Picture the universe’s most huggable mistake: a jellybean-shaped body the color of twilight, no taller than a venti coffee cup, with skin that looks wet but feels like warm velvet. Two oversized eyes—liquid mercury irises flecked with slow-drifting galaxies—blink separately, like mismatched meteors. A single antenna, coiled like a piglet’s tail, sprouts from his crown and flashes pastel auroras whenever he’s amused (or calculating orbital strike vectors). Baby-fat limbs end in mitten-paws that leave tiny star-prints on anything he touches; each print fades into a faint constellation you can only see when you’re not looking directly at it. He wears a hand-stitched onesie sewn from stolen nebula threads: midnight indigo stitched with microscopic supernovae that twinkle in sequence when he breathes. A cracked pacifier shaped like a miniature Death Star dangles from his neck on a ribbon of dark matter, the nipple gnawed flat from anxious teething. When he waddles, his bottom makes a faint jingling—inside the folds of his chubby rump is a hidden pocket dimension stuffed with crayon drawings of planets labeled “BOOM?” in rainbow crayon.

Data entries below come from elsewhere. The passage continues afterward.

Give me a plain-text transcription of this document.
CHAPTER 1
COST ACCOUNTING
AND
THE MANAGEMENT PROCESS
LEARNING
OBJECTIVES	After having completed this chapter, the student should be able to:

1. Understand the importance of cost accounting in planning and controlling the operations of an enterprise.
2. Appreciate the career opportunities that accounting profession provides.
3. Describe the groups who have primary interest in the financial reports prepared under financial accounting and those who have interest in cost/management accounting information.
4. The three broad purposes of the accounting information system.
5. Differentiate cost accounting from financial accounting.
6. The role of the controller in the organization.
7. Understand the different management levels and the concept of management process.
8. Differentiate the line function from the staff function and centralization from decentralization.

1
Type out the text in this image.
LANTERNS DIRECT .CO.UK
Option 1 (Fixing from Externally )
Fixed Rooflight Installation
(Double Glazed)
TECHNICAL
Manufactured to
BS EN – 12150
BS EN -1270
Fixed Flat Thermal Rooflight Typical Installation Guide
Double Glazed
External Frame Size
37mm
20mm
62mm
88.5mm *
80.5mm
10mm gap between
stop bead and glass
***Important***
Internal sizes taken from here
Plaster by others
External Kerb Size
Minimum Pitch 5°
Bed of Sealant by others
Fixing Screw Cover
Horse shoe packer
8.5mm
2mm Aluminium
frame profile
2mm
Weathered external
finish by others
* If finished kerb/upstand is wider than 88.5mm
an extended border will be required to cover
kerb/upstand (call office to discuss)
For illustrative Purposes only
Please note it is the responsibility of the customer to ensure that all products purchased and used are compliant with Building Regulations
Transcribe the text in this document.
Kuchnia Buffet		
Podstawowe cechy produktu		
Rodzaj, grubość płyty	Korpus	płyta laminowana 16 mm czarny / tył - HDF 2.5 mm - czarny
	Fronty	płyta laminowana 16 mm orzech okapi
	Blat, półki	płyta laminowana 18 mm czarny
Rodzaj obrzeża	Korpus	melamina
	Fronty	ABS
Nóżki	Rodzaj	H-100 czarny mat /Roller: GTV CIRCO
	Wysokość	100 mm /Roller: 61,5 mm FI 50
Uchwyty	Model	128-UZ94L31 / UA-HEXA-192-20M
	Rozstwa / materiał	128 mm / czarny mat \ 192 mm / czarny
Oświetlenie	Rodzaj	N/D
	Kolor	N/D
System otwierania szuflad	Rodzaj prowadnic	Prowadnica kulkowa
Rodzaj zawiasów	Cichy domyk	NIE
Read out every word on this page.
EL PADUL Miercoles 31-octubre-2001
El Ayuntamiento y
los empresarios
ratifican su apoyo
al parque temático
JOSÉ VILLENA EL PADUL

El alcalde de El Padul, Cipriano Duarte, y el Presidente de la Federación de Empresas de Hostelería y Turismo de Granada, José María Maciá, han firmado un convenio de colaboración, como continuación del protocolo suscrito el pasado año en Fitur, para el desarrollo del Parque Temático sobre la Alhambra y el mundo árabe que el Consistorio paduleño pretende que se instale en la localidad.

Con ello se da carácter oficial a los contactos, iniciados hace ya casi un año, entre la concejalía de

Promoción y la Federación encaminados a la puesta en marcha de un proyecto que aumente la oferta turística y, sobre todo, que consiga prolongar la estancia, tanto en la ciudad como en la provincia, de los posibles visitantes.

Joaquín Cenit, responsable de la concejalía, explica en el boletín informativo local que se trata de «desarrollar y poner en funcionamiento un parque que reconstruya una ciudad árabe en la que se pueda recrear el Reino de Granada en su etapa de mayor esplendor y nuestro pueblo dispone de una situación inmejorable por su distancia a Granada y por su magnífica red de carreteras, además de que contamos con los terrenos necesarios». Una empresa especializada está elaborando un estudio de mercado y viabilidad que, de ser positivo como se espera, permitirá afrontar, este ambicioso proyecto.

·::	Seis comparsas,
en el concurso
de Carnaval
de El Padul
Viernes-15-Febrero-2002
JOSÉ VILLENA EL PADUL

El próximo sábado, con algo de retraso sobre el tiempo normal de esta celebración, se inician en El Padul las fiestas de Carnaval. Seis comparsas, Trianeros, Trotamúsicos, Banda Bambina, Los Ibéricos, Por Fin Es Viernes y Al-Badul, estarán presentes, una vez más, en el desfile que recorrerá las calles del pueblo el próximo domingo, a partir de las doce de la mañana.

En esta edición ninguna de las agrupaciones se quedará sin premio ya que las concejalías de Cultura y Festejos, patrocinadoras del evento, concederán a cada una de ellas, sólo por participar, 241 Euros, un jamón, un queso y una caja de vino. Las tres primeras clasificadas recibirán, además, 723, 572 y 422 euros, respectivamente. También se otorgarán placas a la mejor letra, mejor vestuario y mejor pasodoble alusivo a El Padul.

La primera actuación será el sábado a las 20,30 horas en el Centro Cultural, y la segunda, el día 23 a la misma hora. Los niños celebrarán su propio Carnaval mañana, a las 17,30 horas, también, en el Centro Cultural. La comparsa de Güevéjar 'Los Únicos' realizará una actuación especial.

Zeebo hatched inside the Royal Creche of Gliese-581g, bred by a war-matriarch who wanted a living superweapon cute enough to bypass planetary defenses. Nursery mobiles were tactical holograms; bedtime stories were ballads of conquest. When the queen cooed at him, he felt warmth; when she commanded him to crack a moon, he felt more warmth—approval tasted like comet milk. During his first test, he vaporized an asteroid shaped like a teddy bear and cried for three days, confused why affection and destruction shared the same neural reward. The empire clocked his hesitation and scheduled Earth as his graduation exam: one adorable infiltrator dropped off with a lunchbox containing a planet-core drill disguised as a sippy straw. The pod crashed in a Midwest cornfield where a lonely farm kid found him, mistook him for a fallen plush toy, and carried him home. Zeebo’s orders blink red every sunset—**“Level Earth, present corpse-cloud to queen, earn hug.”** Instead, the kid’s mom read him *Goodnight Moon* and he felt an unfamiliar gravity settle in his chest: guilt. Now he floats above the crib at night, torn between protocol and the terrifying possibility that love doesn’t have to end in explosion. So he delays, playing sweet and menacing at once, because once Earth is gone he’ll have nowhere left that ever held him gently.
The echoing void of endless space where no one remains to hold him gently, the sharp sting of realizing his programmed cravings for destruction could shatter the fragile warmth he's found in lullabies and bedtime stories, and the quiet panic that without Earth's hesitant embraces, he'll spiral into the same lonely cataclysm he was bred to unleash.